O Livro de Judite foi considerado canónico pelos judeus até ao século 1º d.C., por decisão do Papa Inocêncio I, tendo depois passado a ser considerado apócrifo, até que com a tradução para latim de S. Jerónimo passou a figurar nas edições católicas da Bíblia, pese embora o seu estilo, devendo ser entendido em face das façanhas do povo assírio, um povo de guerreiros que baseava as suas leis no Código de Hamurabi, rei da Babilónia no século XVIII a.C., acreditando-se que o seu rei era um enviado dos deuses, que em virtude dessa crença ficava distanciado dos demais mortais e cujo lema era deixar os deuses satisfeitos, pelo que fazia imperar a sua legitimidade pela violência militar, vangloriando-se das suas práticas sangrentas.
Assim, diante da opressão dos que acreditavam em deuses, é entendível o gesto de Judite, combatendo os inimigos com as mesmas armas e com a confiança em Deus Único, agindo contra aquela crença.

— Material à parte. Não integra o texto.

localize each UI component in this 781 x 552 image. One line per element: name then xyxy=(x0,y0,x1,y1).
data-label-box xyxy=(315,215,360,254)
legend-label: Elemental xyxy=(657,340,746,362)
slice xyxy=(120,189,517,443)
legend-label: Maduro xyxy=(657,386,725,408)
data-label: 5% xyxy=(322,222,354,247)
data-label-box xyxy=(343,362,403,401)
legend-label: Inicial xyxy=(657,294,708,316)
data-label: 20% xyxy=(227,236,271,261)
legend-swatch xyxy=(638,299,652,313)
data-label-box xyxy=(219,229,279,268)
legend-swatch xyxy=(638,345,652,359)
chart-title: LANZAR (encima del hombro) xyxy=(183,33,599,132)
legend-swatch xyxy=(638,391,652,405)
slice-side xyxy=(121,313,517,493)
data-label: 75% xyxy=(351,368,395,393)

Nesse contexto, o Livro de Judite indica que a fé autêntica
é aquela que encarna a fidelidade a Deus e ao seu projecto dentro da situação
histórica concreta em que o povo vivia na época, fazendo de Deus um aliado com todos aqueles que lutavam para conquistar a liberdade e a vida, procurando destruir
toda e qualquer forma de escravidão e morte.